Voir dire is a legal procedure conducted before trial in which the attorneys and the judge question prospective jurors to determine if any juror is biased and/or cannot deal with the issues fairly, or if there is cause not to allow a juror to serve.


GVR: When the court GVRs, it Grants certiorari, Vacates the decision below and Remands a case to the lower court without hearing oral argument or deciding the case on the merits. A GVR order is not accompanied by a written opinion addressing the merits of the case, but the court usually provides some direction to the lower court by, for example, instructing it to reconsider its decision in light of a recent decision by the Supreme Court.


Sub judice refers to a matter before a court or a judge, under judicial consideration and not yet decided. When a matter has yet to be proved or disproved in a court case it is sub judice and unable to be discussed or stated as a fact in public. By not referring to matters that are sub judice, the rights to a fair trial are protected because it ensures that a potential jury is not influenced by misinformation or false claims.


Batson challenge. An objection to the validity of a peremptory challenge, on grounds that the other party used it to exclude a potential juror based on race, ethnicity, or sex.
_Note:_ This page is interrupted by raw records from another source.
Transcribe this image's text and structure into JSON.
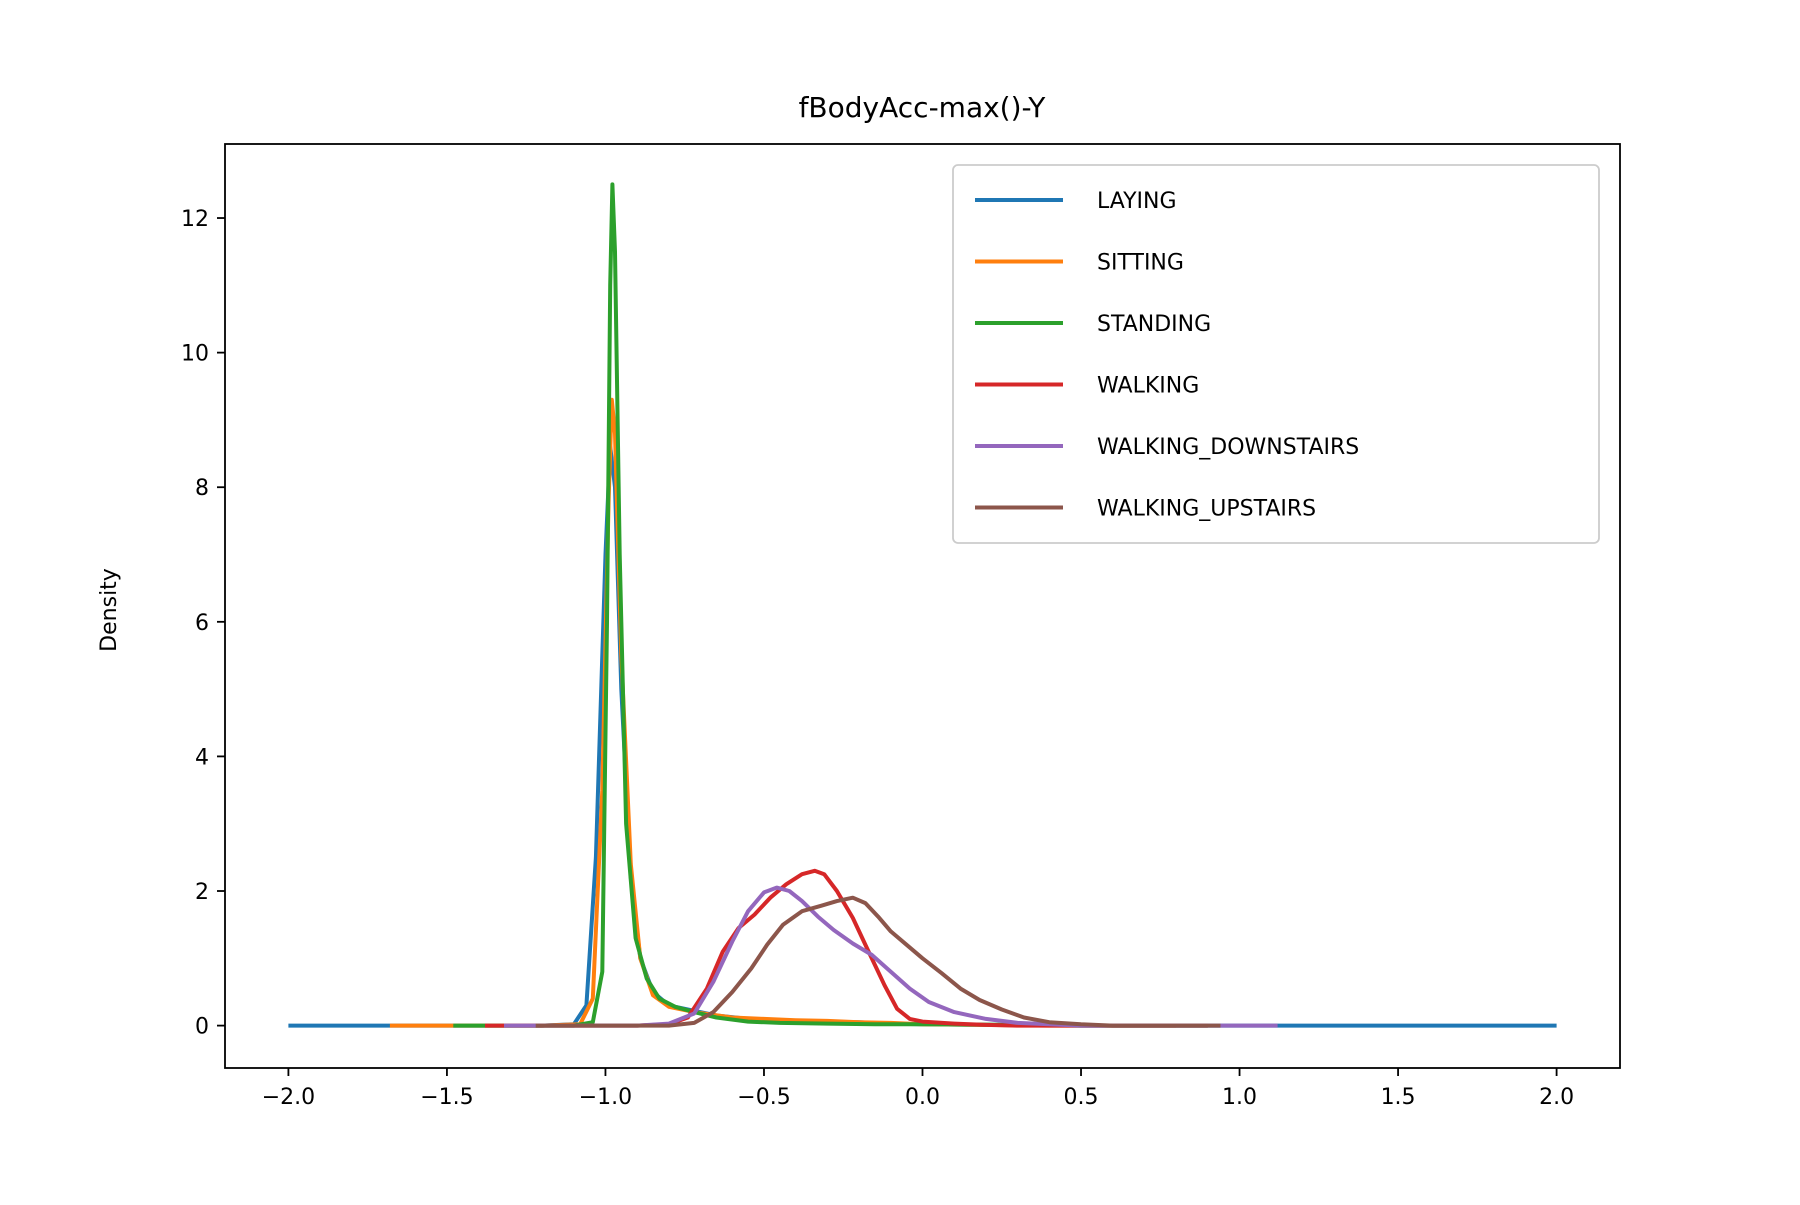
{
  "chart_data": {
    "type": "line",
    "title": "fBodyAcc-max()-Y",
    "xlabel": "",
    "ylabel": "Density",
    "xlim": [
      -2.2,
      2.2
    ],
    "ylim": [
      -0.63,
      13.1
    ],
    "x_ticks": [
      -2.0,
      -1.5,
      -1.0,
      -0.5,
      0.0,
      0.5,
      1.0,
      1.5,
      2.0
    ],
    "x_tick_labels": [
      "−2.0",
      "−1.5",
      "−1.0",
      "−0.5",
      "0.0",
      "0.5",
      "1.0",
      "1.5",
      "2.0"
    ],
    "y_ticks": [
      0,
      2,
      4,
      6,
      8,
      10,
      12
    ],
    "y_tick_labels": [
      "0",
      "2",
      "4",
      "6",
      "8",
      "10",
      "12"
    ],
    "grid": false,
    "legend_position": "upper-right",
    "series": [
      {
        "name": "LAYING",
        "color": "#1f77b4",
        "points": [
          [
            -2.0,
            0
          ],
          [
            -1.2,
            0
          ],
          [
            -1.1,
            0.02
          ],
          [
            -1.06,
            0.3
          ],
          [
            -1.03,
            2.5
          ],
          [
            -1.0,
            7.0
          ],
          [
            -0.985,
            8.6
          ],
          [
            -0.97,
            8.0
          ],
          [
            -0.95,
            5.0
          ],
          [
            -0.92,
            2.2
          ],
          [
            -0.89,
            1.0
          ],
          [
            -0.85,
            0.5
          ],
          [
            -0.8,
            0.3
          ],
          [
            -0.72,
            0.22
          ],
          [
            -0.65,
            0.15
          ],
          [
            -0.55,
            0.1
          ],
          [
            -0.45,
            0.07
          ],
          [
            -0.35,
            0.06
          ],
          [
            -0.2,
            0.05
          ],
          [
            -0.1,
            0.03
          ],
          [
            0.0,
            0.02
          ],
          [
            0.2,
            0.01
          ],
          [
            0.5,
            0.0
          ],
          [
            2.0,
            0.0
          ]
        ]
      },
      {
        "name": "SITTING",
        "color": "#ff7f0e",
        "points": [
          [
            -1.68,
            0
          ],
          [
            -1.2,
            0
          ],
          [
            -1.08,
            0.02
          ],
          [
            -1.04,
            0.4
          ],
          [
            -1.01,
            3.5
          ],
          [
            -0.99,
            7.8
          ],
          [
            -0.98,
            9.3
          ],
          [
            -0.97,
            8.8
          ],
          [
            -0.95,
            5.5
          ],
          [
            -0.92,
            2.4
          ],
          [
            -0.89,
            1.0
          ],
          [
            -0.85,
            0.45
          ],
          [
            -0.8,
            0.28
          ],
          [
            -0.72,
            0.2
          ],
          [
            -0.66,
            0.16
          ],
          [
            -0.6,
            0.12
          ],
          [
            -0.5,
            0.1
          ],
          [
            -0.4,
            0.08
          ],
          [
            -0.3,
            0.07
          ],
          [
            -0.2,
            0.05
          ],
          [
            -0.1,
            0.04
          ],
          [
            0.0,
            0.02
          ],
          [
            0.2,
            0.01
          ],
          [
            0.4,
            0.0
          ],
          [
            0.8,
            0.0
          ]
        ]
      },
      {
        "name": "STANDING",
        "color": "#2ca02c",
        "points": [
          [
            -1.48,
            0
          ],
          [
            -1.1,
            0
          ],
          [
            -1.04,
            0.05
          ],
          [
            -1.01,
            0.8
          ],
          [
            -0.995,
            6.0
          ],
          [
            -0.985,
            11.0
          ],
          [
            -0.978,
            12.5
          ],
          [
            -0.97,
            11.5
          ],
          [
            -0.955,
            7.0
          ],
          [
            -0.935,
            3.0
          ],
          [
            -0.905,
            1.3
          ],
          [
            -0.87,
            0.7
          ],
          [
            -0.83,
            0.4
          ],
          [
            -0.78,
            0.28
          ],
          [
            -0.72,
            0.2
          ],
          [
            -0.65,
            0.12
          ],
          [
            -0.55,
            0.06
          ],
          [
            -0.45,
            0.04
          ],
          [
            -0.3,
            0.03
          ],
          [
            -0.15,
            0.02
          ],
          [
            0.0,
            0.02
          ],
          [
            0.3,
            0.01
          ],
          [
            0.5,
            0.0
          ],
          [
            0.9,
            0.0
          ]
        ]
      },
      {
        "name": "WALKING",
        "color": "#d62728",
        "points": [
          [
            -1.38,
            0
          ],
          [
            -0.9,
            0
          ],
          [
            -0.8,
            0.02
          ],
          [
            -0.74,
            0.12
          ],
          [
            -0.68,
            0.55
          ],
          [
            -0.63,
            1.1
          ],
          [
            -0.58,
            1.45
          ],
          [
            -0.53,
            1.65
          ],
          [
            -0.48,
            1.9
          ],
          [
            -0.43,
            2.1
          ],
          [
            -0.38,
            2.25
          ],
          [
            -0.34,
            2.3
          ],
          [
            -0.31,
            2.25
          ],
          [
            -0.27,
            2.0
          ],
          [
            -0.22,
            1.6
          ],
          [
            -0.17,
            1.1
          ],
          [
            -0.12,
            0.6
          ],
          [
            -0.08,
            0.25
          ],
          [
            -0.04,
            0.1
          ],
          [
            0.0,
            0.06
          ],
          [
            0.1,
            0.03
          ],
          [
            0.2,
            0.01
          ],
          [
            0.3,
            0.0
          ],
          [
            0.9,
            0.0
          ]
        ]
      },
      {
        "name": "WALKING_DOWNSTAIRS",
        "color": "#9467bd",
        "points": [
          [
            -1.32,
            0
          ],
          [
            -0.9,
            0
          ],
          [
            -0.8,
            0.03
          ],
          [
            -0.72,
            0.18
          ],
          [
            -0.66,
            0.65
          ],
          [
            -0.6,
            1.25
          ],
          [
            -0.55,
            1.7
          ],
          [
            -0.5,
            1.98
          ],
          [
            -0.46,
            2.05
          ],
          [
            -0.42,
            2.0
          ],
          [
            -0.38,
            1.85
          ],
          [
            -0.33,
            1.62
          ],
          [
            -0.28,
            1.42
          ],
          [
            -0.22,
            1.22
          ],
          [
            -0.16,
            1.05
          ],
          [
            -0.1,
            0.8
          ],
          [
            -0.04,
            0.55
          ],
          [
            0.02,
            0.35
          ],
          [
            0.1,
            0.2
          ],
          [
            0.2,
            0.1
          ],
          [
            0.3,
            0.04
          ],
          [
            0.4,
            0.02
          ],
          [
            0.5,
            0.0
          ],
          [
            1.12,
            0.0
          ]
        ]
      },
      {
        "name": "WALKING_UPSTAIRS",
        "color": "#8c564b",
        "points": [
          [
            -1.22,
            0
          ],
          [
            -0.8,
            0
          ],
          [
            -0.72,
            0.04
          ],
          [
            -0.66,
            0.2
          ],
          [
            -0.6,
            0.5
          ],
          [
            -0.54,
            0.85
          ],
          [
            -0.49,
            1.2
          ],
          [
            -0.44,
            1.5
          ],
          [
            -0.38,
            1.7
          ],
          [
            -0.32,
            1.78
          ],
          [
            -0.27,
            1.85
          ],
          [
            -0.22,
            1.9
          ],
          [
            -0.18,
            1.82
          ],
          [
            -0.14,
            1.62
          ],
          [
            -0.1,
            1.4
          ],
          [
            -0.05,
            1.2
          ],
          [
            0.0,
            1.0
          ],
          [
            0.06,
            0.78
          ],
          [
            0.12,
            0.55
          ],
          [
            0.18,
            0.38
          ],
          [
            0.25,
            0.24
          ],
          [
            0.32,
            0.12
          ],
          [
            0.4,
            0.05
          ],
          [
            0.5,
            0.02
          ],
          [
            0.6,
            0.0
          ],
          [
            0.94,
            0.0
          ]
        ]
      }
    ]
  }
}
The result of a Batson challenge may be a new trial.


Prima Facie. Latin for "at first look," or "on its face," referring to a lawsuit or criminal prosecution in which the evidence before trial is sufficient to prove the case unless there is substantial contradictory evidence presented at trial.


Pretextual generally refers to a reason for an action which is false, and offered to cover up true motives or intentions. Pretext can be found based on (a) statistics, (b) comparators similarly situated, (c) written or oral statement(s) indicating bias, or (d) just plain false reason. 


Inter alia. Latin for "among other things." This phrase is often found in legal pleadings and writings to specify one example out of many possibilities. 


Extrinsic evidence is external, outside evidence or evidence that is inadmissable or not properly before the court, jury, or other determining body. 


Indicium is a Latin term meaning, the act of accusing someone of a crime.


Malum in se is a Latin phrase meaning wrong or evil in itself. The phrase is used to refer to conduct assessed as sinful or inherently wrong by nature, independent of regulations governing the conduct. It is distinguished from malum prohibitum, which is wrong only because it is prohibited.


de minimis - too trivial or minor to merit consideration.


facial challenge - In U.S. constitutional law, a facial challenge  is a challenge to a statute in which the plaintiff alleges that the legislation is always unconstitutional, and therefore void. It is contrasted with an as-applied challenge, which alleges that a particular application of a statute is unconstitutional.


strict scrutiny - refers to a level of study or analysis the courts use to determine the constitutionality of a law, or of the actions of a governmental body. The most rigid standard of judicial review, strict scrutiny is used to determine whether such an action or legislation violates constitutional rights.


a fortiori - used in logic to denote an argument to the effect that because one ascertained fact exists, therefore another which is included in it or analogous to it and is less 

improbable, unusual, or surprising must also exist.